In 2009, the Chinese inventory was estimated at fewer than 15 DF-31 missiles and fewer than 15 DF-31A missiles. The National Air and Space Intelligence Center (NASIC) estimated that, as of June 2017, five to ten Mod 1 and over fifteen Mod 2 launchers were operationally deployed.

==History==
The PRC began developing the DF-31 ICBM in January 1985. The Academy of Rocket Motor Technology (ARMT), then known as the 4th Aerospace Academy, was the main contractor, supported by the research arm of the Second Artillery Corps (SAC). This land-based variant of the JL-2 was originally called the DF-23 but was renamed the DF-31 following a change in operational requirements.
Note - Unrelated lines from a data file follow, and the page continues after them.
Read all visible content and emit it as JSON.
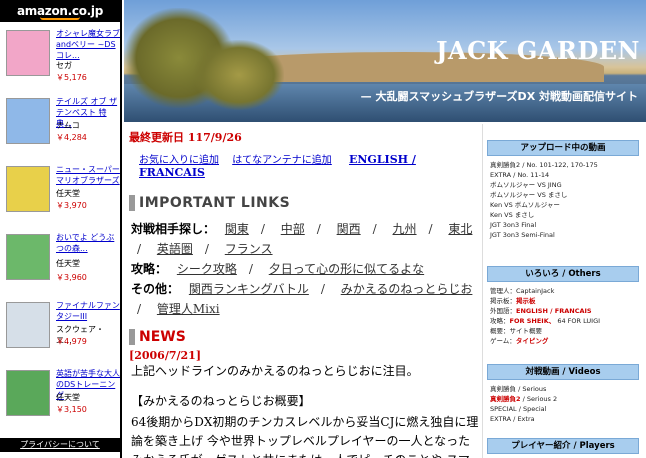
{
  "amazon": {
    "logo": "amazon.co.jp",
    "products": [
      {
        "name": "オシャレ魔女ラブandベリー ~DSコレ...",
        "maker": "セガ",
        "price": "￥5,176",
        "color": "#f2a6c8"
      },
      {
        "name": "テイルズ オブ ザ テンペスト 特典...",
        "maker": "ナムコ",
        "price": "￥4,284",
        "color": "#8fb8e8"
      },
      {
        "name": "ニュー・スーパーマリオブラザーズ",
        "maker": "任天堂",
        "price": "￥3,970",
        "color": "#e8d04a"
      },
      {
        "name": "おいでよ どうぶつの森...",
        "maker": "任天堂",
        "price": "￥3,960",
        "color": "#6cb86a"
      },
      {
        "name": "ファイナルファンタジーIII",
        "maker": "スクウェア・エ...",
        "price": "￥4,979",
        "color": "#d6dfe8"
      },
      {
        "name": "英語が苦手な大人のDSトレーニング",
        "maker": "任天堂",
        "price": "￥3,150",
        "color": "#5aa85a"
      }
    ],
    "privacy": "プライバシーについて"
  },
  "banner": {
    "title": "JACK GARDEN",
    "subtitle": "— 大乱闘スマッシュブラザーズDX 対戦動画配信サイト"
  },
  "main": {
    "updated": "最終更新日 117/9/26",
    "top_links": [
      "お気に入りに追加",
      "はてなアンテナに追加",
      "ENGLISH / FRANCAIS"
    ],
    "links_heading": "IMPORTANT LINKS",
    "links": {
      "row1_label": "対戦相手探し：",
      "row1": [
        "関東",
        "中部",
        "関西",
        "九州",
        "東北",
        "英語圏",
        "フランス"
      ],
      "row2_label": "攻略：",
      "row2": [
        "シーク攻略",
        "夕日って心の形に似てるよな"
      ],
      "row3_label": "その他：",
      "row3": [
        "関西ランキングバトル",
        "みかえるのねっとらじお",
        "管理人Mixi"
      ]
    },
    "news_heading": "NEWS",
    "news_date": "[2006/7/21]",
    "news_line": "上記ヘッドラインのみかえるのねっとらじおに注目。",
    "news_sub": "【みかえるのねっとらじお概要】",
    "news_body": "64後期からDX初期のチンカスレベルから妥当CJに燃え独自に理論を築き上げ 今や世界トップレベルプレイヤーの一人となったみかえる氏が、ゲストと共にまたは一人でピーチのことや スマ"
  },
  "right": {
    "box1": {
      "heading": "アップロード中の動画",
      "lines": [
        "真剣勝負2 / No. 101-122, 170-175",
        "EXTRA / No. 11-14",
        "ボムソルジャー VS JING",
        "ボムソルジャー VS まさし",
        "Ken VS ボムソルジャー",
        "Ken VS まさし",
        "JGT 3on3 Final",
        "JGT 3on3 Semi-Final"
      ]
    },
    "box2": {
      "heading": "いろいろ / Others",
      "l1_label": "管理人：",
      "l1_value": "CaptainJack",
      "l2_label": "掲示板：",
      "l2_value": "掲示板",
      "l3_label": "外国語：",
      "l3_value": "ENGLISH / FRANCAIS",
      "l4_label": "攻略：",
      "l4_value": "FOR SHEIK、",
      "l4_value2": "64 FOR LUIGI",
      "l5_label": "概要：",
      "l5_value": "サイト概要",
      "l6_label": "ゲーム：",
      "l6_value": "タイピング"
    },
    "box3": {
      "heading": "対戦動画 / Videos",
      "l1": "真剣勝負 / Serious",
      "l2_red": "真剣勝負2",
      "l2_rest": " / Serious 2",
      "l3": "SPECIAL / Special",
      "l4": "EXTRA / Extra"
    },
    "box4": {
      "heading": "プレイヤー紹介 / Players"
    }
  }
}
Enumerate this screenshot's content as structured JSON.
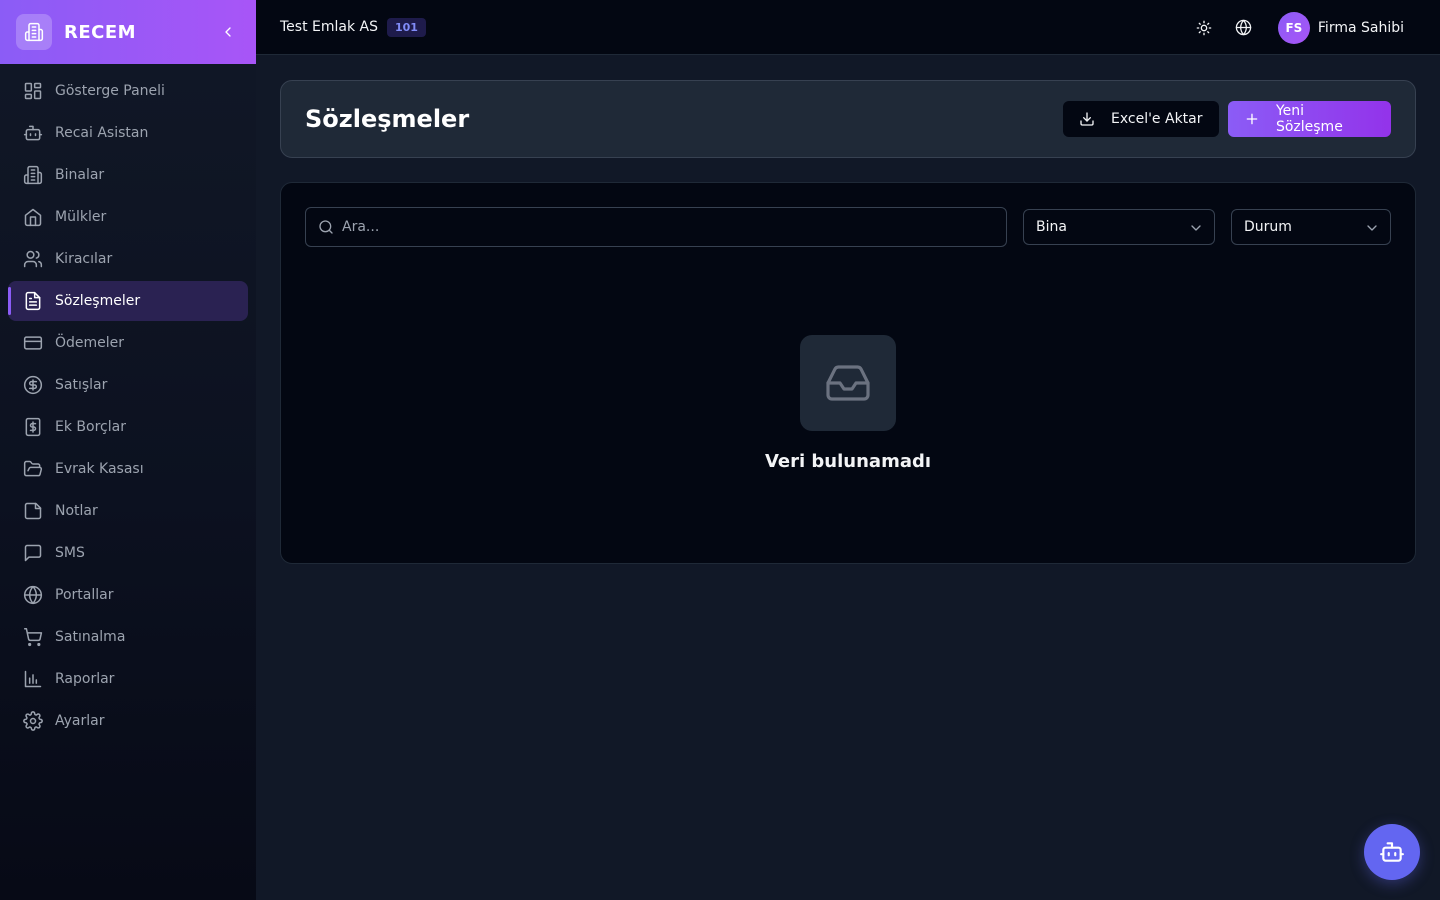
{
  "brand": {
    "name": "RECEM"
  },
  "sidebar": {
    "items": [
      {
        "label": "Gösterge Paneli",
        "icon": "dashboard-icon"
      },
      {
        "label": "Recai Asistan",
        "icon": "bot-icon"
      },
      {
        "label": "Binalar",
        "icon": "building-icon"
      },
      {
        "label": "Mülkler",
        "icon": "home-icon"
      },
      {
        "label": "Kiracılar",
        "icon": "users-icon"
      },
      {
        "label": "Sözleşmeler",
        "icon": "file-text-icon",
        "active": true
      },
      {
        "label": "Ödemeler",
        "icon": "credit-card-icon"
      },
      {
        "label": "Satışlar",
        "icon": "dollar-circle-icon"
      },
      {
        "label": "Ek Borçlar",
        "icon": "receipt-icon"
      },
      {
        "label": "Evrak Kasası",
        "icon": "folder-open-icon"
      },
      {
        "label": "Notlar",
        "icon": "sticky-note-icon"
      },
      {
        "label": "SMS",
        "icon": "message-icon"
      },
      {
        "label": "Portallar",
        "icon": "globe-icon"
      },
      {
        "label": "Satınalma",
        "icon": "cart-icon"
      },
      {
        "label": "Raporlar",
        "icon": "bar-chart-icon"
      },
      {
        "label": "Ayarlar",
        "icon": "gear-icon"
      }
    ]
  },
  "topbar": {
    "company": "Test Emlak AS",
    "company_badge": "101",
    "user": {
      "initials": "FS",
      "name": "Firma Sahibi"
    }
  },
  "page": {
    "title": "Sözleşmeler",
    "export_label": "Excel'e Aktar",
    "new_label": "Yeni Sözleşme"
  },
  "filters": {
    "search_placeholder": "Ara...",
    "building_select": "Bina",
    "status_select": "Durum"
  },
  "empty_state": {
    "text": "Veri bulunamadı"
  },
  "colors": {
    "accent": "#8b5cf6",
    "accent_end": "#a855f7",
    "fab": "#6366f1",
    "background": "#111827",
    "card": "#1f2937",
    "panel": "#030712"
  }
}
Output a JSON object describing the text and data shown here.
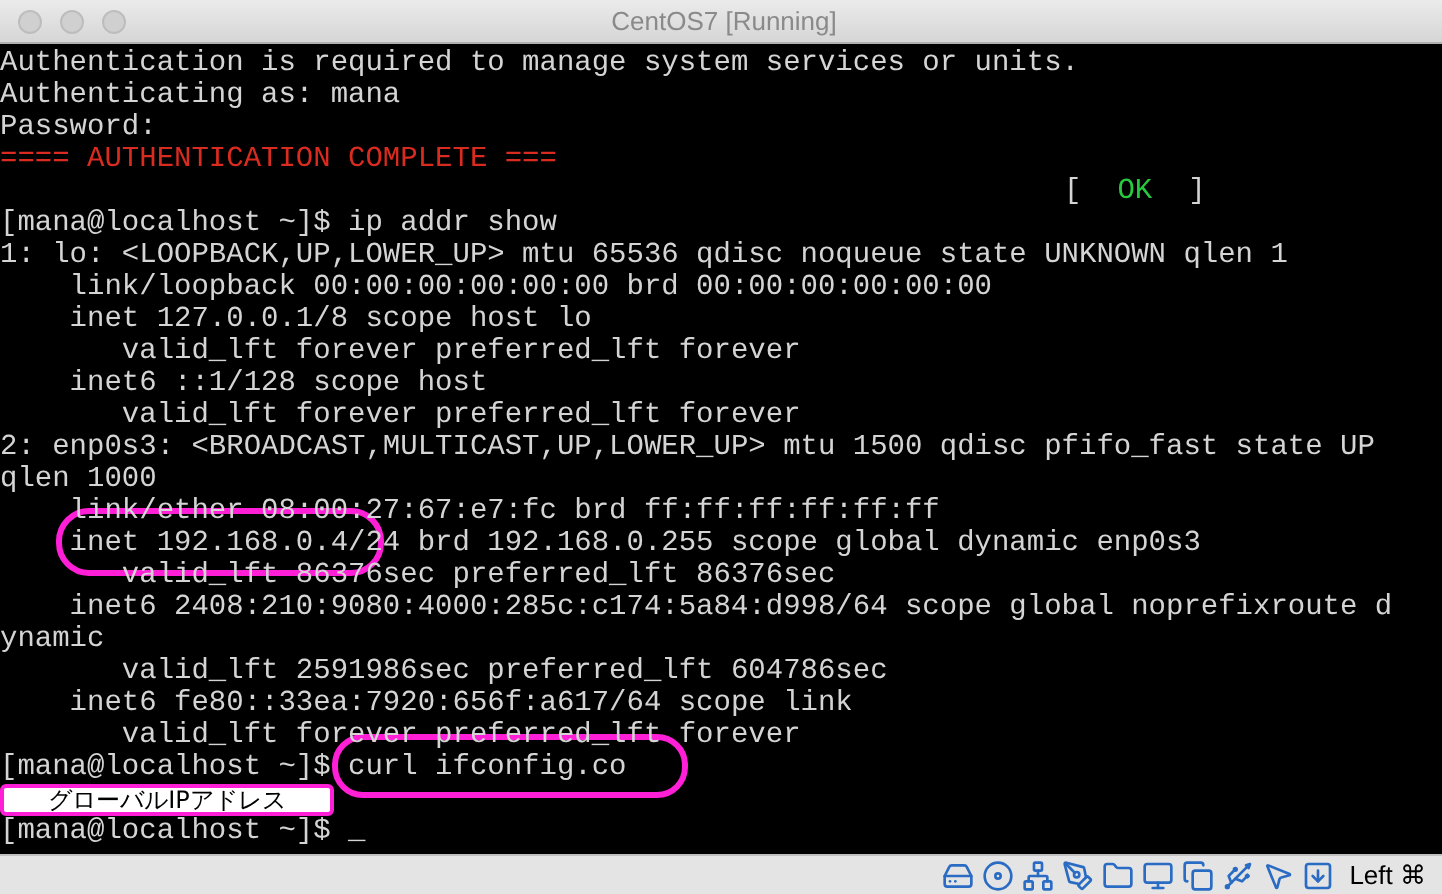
{
  "window": {
    "title": "CentOS7 [Running]"
  },
  "terminal": {
    "lines": [
      {
        "kind": "text",
        "text": "Authentication is required to manage system services or units."
      },
      {
        "kind": "text",
        "text": "Authenticating as: mana"
      },
      {
        "kind": "text",
        "text": "Password:"
      },
      {
        "kind": "alert",
        "text": "==== AUTHENTICATION COMPLETE ==="
      },
      {
        "kind": "status",
        "open": "[",
        "text": "OK",
        "close": "]"
      },
      {
        "kind": "text",
        "text": "[mana@localhost ~]$ ip addr show"
      },
      {
        "kind": "text",
        "text": "1: lo: <LOOPBACK,UP,LOWER_UP> mtu 65536 qdisc noqueue state UNKNOWN qlen 1"
      },
      {
        "kind": "text",
        "text": "    link/loopback 00:00:00:00:00:00 brd 00:00:00:00:00:00"
      },
      {
        "kind": "text",
        "text": "    inet 127.0.0.1/8 scope host lo"
      },
      {
        "kind": "text",
        "text": "       valid_lft forever preferred_lft forever"
      },
      {
        "kind": "text",
        "text": "    inet6 ::1/128 scope host"
      },
      {
        "kind": "text",
        "text": "       valid_lft forever preferred_lft forever"
      },
      {
        "kind": "text",
        "text": "2: enp0s3: <BROADCAST,MULTICAST,UP,LOWER_UP> mtu 1500 qdisc pfifo_fast state UP"
      },
      {
        "kind": "text",
        "text": "qlen 1000"
      },
      {
        "kind": "text",
        "text": "    link/ether 08:00:27:67:e7:fc brd ff:ff:ff:ff:ff:ff"
      },
      {
        "kind": "text",
        "text": "    inet 192.168.0.4/24 brd 192.168.0.255 scope global dynamic enp0s3"
      },
      {
        "kind": "text",
        "text": "       valid_lft 86376sec preferred_lft 86376sec"
      },
      {
        "kind": "text",
        "text": "    inet6 2408:210:9080:4000:285c:c174:5a84:d998/64 scope global noprefixroute d"
      },
      {
        "kind": "text",
        "text": "ynamic"
      },
      {
        "kind": "text",
        "text": "       valid_lft 2591986sec preferred_lft 604786sec"
      },
      {
        "kind": "text",
        "text": "    inet6 fe80::33ea:7920:656f:a617/64 scope link"
      },
      {
        "kind": "text",
        "text": "       valid_lft forever preferred_lft forever"
      },
      {
        "kind": "text",
        "text": "[mana@localhost ~]$ curl ifconfig.co"
      },
      {
        "kind": "blank"
      },
      {
        "kind": "text",
        "text": "[mana@localhost ~]$ _"
      }
    ]
  },
  "annotation": {
    "label": "グローバルIPアドレス"
  },
  "status_bar": {
    "host_key": "Left ⌘"
  }
}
The DF-31 was first displayed publicly at the 1999 National Day Parade. On August 2 of that same year, Chinese state media reported the missile's first successful test flight. Subsequent tests occurred in 2000, with the second flight taking place early in the year and the third on November 4. Operational deployment reportedly began in 2006. In 2009, US Air Force Intelligence reported that fewer than 15 DF-31 missiles had been deployed.

==Description==
The DF-31 is a three-stage, solid-fuel rocket equipped with an inertial navigation system. The missile is mounted on a transporter erector launcher. It is capable of reaching targets throughout Europe and Asia, as well as parts of Canada and the northwestern United States.

==DF-31A==
The PRC has developed an improved variant of the DF-31 called the DF-31A. This upgraded missile has a reported range of 13,200 km, will allow targeting of most of the continental United States and was designed with MIRV capability to hold 3 to 5 warheads, each capable of a 90 kt yield, but is thought to be armed with only one warhead with penetration and decoy aids to complicate missile defense efforts. The missile was shown to the public during the parade in Beijing celebrating 70 years since the end of World War II on September 3, 2015. It can carry maneuverable reentry vehicles.

==DF-31AG/DF-31B==
The PRC has developed an improved variant of the DF-31A called the DF-31AG (G stands for 改 (Gaï), "modified") or DF-31B with an off-road 8 axle TEL and MIRVs. China has successfully tested it from a mobile launcher. The missile's TEL features an extra pair of elevators near the aft of the missile unlike the TELs of the DF-31 or DF-31A, suggesting a heavier missile second and third stage than earlier variants. On the military parade marking the 90th Anniversary of the founding of the People's Liberation Army in 2017, DF-31AG ICBM was first unveiled.

==DF-31BJ==
The DF-31BJ is estimated to be an improved DF-31AG for silo-based launch operations.